What most excites you about your role?
I’m not sure which excites me the most - my role encompasses many different activities and they’re all exciting, it’s hard to pick just one. Teaching workshops for students in the library is definitely a blast. Seeing their faces when I show them how to get tons of materials for free from the library is one of the best parts about being a librarian. Hearing about students’ research topics is fascinating, too. Working with researchers puts me in the position of learning about new different areas every day; when someone comes to the library for help with research, I get to explore with them and discover things I’ve never read much about before. In the same day, I might spend an hour with one researcher looking at queer Brazilian filmmakers, another at 20th-century televangelists, another at 15th-century Dutch manuscripts. The collections at the Burke are so vast, I’m constantly learning about new various aspects of religious history encompassed at the library.
What is the coolest or most obscure thing you've discovered about the Burke Library since you started your job?
For a long time, I knew the Burke owned the contents of the Missionary Research Library in its archives and I was skeptical of those collections. (“Missionary research?

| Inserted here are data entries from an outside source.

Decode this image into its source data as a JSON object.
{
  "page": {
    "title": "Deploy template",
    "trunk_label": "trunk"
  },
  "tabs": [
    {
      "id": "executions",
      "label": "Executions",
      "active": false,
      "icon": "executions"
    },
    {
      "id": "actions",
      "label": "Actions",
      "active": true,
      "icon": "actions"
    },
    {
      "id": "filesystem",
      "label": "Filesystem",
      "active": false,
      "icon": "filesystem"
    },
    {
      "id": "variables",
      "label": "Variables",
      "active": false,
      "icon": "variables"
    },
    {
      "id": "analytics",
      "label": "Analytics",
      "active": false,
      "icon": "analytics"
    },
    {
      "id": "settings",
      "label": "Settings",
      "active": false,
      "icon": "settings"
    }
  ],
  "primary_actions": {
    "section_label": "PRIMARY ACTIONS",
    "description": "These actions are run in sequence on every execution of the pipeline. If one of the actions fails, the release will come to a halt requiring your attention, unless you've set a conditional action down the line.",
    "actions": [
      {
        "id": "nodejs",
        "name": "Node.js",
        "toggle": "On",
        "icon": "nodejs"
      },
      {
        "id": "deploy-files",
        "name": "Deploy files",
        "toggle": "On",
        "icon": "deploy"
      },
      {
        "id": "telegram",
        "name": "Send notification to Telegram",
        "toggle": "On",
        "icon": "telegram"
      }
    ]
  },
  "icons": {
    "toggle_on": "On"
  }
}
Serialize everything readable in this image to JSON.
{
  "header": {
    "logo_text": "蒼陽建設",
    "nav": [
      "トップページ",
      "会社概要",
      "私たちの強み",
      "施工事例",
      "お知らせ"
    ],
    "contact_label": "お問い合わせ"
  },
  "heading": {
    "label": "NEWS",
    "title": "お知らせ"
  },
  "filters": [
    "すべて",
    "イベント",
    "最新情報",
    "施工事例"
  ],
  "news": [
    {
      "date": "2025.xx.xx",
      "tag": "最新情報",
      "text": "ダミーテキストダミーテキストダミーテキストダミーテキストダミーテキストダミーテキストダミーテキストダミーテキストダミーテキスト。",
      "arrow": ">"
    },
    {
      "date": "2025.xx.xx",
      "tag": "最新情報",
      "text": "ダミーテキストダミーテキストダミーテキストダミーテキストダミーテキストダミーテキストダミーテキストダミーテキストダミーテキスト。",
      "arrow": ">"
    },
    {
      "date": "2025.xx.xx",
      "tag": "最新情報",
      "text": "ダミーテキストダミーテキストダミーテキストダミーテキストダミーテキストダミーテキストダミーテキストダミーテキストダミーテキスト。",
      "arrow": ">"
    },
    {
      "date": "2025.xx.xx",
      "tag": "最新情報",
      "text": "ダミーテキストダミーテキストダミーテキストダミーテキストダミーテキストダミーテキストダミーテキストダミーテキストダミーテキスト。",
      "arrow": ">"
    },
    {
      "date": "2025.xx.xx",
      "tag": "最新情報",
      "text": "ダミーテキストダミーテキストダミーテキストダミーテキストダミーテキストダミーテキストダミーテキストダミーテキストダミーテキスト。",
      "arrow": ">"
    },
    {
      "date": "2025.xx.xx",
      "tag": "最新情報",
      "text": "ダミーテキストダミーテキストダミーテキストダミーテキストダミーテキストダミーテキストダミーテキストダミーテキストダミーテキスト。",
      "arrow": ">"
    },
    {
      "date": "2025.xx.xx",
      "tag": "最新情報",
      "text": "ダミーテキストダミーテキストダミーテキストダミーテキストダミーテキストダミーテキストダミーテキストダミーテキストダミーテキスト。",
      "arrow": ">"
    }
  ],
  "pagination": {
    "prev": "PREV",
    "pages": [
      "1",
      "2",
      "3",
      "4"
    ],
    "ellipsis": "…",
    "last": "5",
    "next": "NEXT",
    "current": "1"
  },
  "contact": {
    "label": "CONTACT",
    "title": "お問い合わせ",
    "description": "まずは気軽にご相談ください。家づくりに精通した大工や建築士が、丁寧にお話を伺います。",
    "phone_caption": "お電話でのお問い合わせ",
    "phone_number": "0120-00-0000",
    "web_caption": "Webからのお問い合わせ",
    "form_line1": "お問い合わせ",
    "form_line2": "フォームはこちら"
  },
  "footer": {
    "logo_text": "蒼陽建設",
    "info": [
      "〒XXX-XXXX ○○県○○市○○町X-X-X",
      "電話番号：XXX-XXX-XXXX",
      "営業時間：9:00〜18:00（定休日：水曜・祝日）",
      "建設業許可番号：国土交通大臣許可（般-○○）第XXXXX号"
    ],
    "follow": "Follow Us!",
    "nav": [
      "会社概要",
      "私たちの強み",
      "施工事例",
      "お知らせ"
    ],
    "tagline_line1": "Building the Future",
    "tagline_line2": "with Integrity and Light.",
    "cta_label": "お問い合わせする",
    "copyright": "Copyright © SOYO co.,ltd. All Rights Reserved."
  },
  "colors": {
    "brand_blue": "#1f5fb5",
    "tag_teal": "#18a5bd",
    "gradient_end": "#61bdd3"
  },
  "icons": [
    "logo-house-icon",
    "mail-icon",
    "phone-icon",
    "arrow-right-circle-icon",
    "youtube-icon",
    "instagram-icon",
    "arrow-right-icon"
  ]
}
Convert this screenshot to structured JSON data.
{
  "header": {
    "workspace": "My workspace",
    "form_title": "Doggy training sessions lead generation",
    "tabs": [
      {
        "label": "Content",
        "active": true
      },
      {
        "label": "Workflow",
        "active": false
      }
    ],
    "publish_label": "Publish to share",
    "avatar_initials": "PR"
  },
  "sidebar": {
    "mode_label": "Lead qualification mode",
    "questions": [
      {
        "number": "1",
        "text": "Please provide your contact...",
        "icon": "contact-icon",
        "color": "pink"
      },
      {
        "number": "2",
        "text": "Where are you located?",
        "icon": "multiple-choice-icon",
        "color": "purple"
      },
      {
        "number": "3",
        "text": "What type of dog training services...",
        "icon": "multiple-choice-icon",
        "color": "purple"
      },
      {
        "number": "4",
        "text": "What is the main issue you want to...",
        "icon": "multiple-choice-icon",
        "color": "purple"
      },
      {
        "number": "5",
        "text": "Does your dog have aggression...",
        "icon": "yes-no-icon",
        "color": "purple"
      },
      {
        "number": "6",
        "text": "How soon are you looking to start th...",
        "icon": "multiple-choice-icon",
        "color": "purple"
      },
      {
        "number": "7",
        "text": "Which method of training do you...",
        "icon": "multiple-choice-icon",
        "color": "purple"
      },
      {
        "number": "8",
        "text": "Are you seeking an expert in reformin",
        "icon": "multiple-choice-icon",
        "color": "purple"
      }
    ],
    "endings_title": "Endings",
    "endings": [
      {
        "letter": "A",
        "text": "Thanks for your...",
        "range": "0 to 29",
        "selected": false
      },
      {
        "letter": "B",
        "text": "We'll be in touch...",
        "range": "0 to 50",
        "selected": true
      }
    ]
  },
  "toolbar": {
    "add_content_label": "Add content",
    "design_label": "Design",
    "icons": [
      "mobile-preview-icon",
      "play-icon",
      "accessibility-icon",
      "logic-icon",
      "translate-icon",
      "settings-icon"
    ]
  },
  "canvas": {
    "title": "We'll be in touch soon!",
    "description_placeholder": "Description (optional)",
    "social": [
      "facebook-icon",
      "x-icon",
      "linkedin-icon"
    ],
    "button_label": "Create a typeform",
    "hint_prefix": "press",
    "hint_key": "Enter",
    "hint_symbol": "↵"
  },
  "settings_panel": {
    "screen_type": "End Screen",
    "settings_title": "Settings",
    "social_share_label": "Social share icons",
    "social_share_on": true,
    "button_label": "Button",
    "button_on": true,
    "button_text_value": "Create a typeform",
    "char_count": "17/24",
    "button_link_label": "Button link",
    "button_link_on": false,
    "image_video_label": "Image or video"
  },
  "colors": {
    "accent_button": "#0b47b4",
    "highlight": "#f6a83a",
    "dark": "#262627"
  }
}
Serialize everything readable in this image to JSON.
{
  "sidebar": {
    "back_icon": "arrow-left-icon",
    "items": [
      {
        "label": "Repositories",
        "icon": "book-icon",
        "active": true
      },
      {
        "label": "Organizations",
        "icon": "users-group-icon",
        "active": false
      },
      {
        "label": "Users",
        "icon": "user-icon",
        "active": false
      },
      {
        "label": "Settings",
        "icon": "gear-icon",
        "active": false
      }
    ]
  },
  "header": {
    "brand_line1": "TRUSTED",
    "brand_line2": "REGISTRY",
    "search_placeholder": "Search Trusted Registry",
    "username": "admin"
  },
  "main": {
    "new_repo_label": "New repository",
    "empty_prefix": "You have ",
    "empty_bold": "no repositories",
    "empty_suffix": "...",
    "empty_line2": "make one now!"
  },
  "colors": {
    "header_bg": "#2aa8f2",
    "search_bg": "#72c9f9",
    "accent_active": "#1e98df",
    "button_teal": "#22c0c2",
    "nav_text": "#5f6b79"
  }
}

What’s that about?”) But after working with the Burke archives for some time and corresponding with researchers who came to see materials from those collections (several hundred linear feet in total), I came to see their potential for scholarship, including providing insights into both the traumatic elements of colonization and the personal sides of those stories. These collections provide a unique lens into several particular situations of interreligious and cross-cultural engagements and provide on-the-ground primary-source information about the history of globalization under a microscope. Anyone developing post-colonial and liberatory work on these histories can benefit from looking at these dynamics, from the people who were actually there.
What is one thing - professional or personal - you hope to learn in the next year?
I’ve been meaning to take a class in American Sign Language (ASL) for yearsand after the holidays, I’m planning to finally sign up for a course. I know a little bit through my work as a service provider, since I worked with ASL interpreters and deaf clients regularly, and meeting up with my interpreter colleagues in noisy New York bars means the group communicates mostly in ASL. It would be nice to practice and train in a more formal setting and really develop my skills. Learning ASL takes practice within that particular language community to really use it and be able to communicate with others, but it would also be nice to get a better understanding of the frameworks and grammatical elements of the language too.
*I use "LGBTQ" the way I see it as being commonly used as an umbrella acronym to stand for Lesbian, Gay, Bisexual, Trans/Transgender/Gender-Nonconforming/Genderqueer, and Queer, while also being a stand-in to shorten much longer acronyms inclusive of other identities seen as being marginalized along the lines of sex, gender, and sexuality.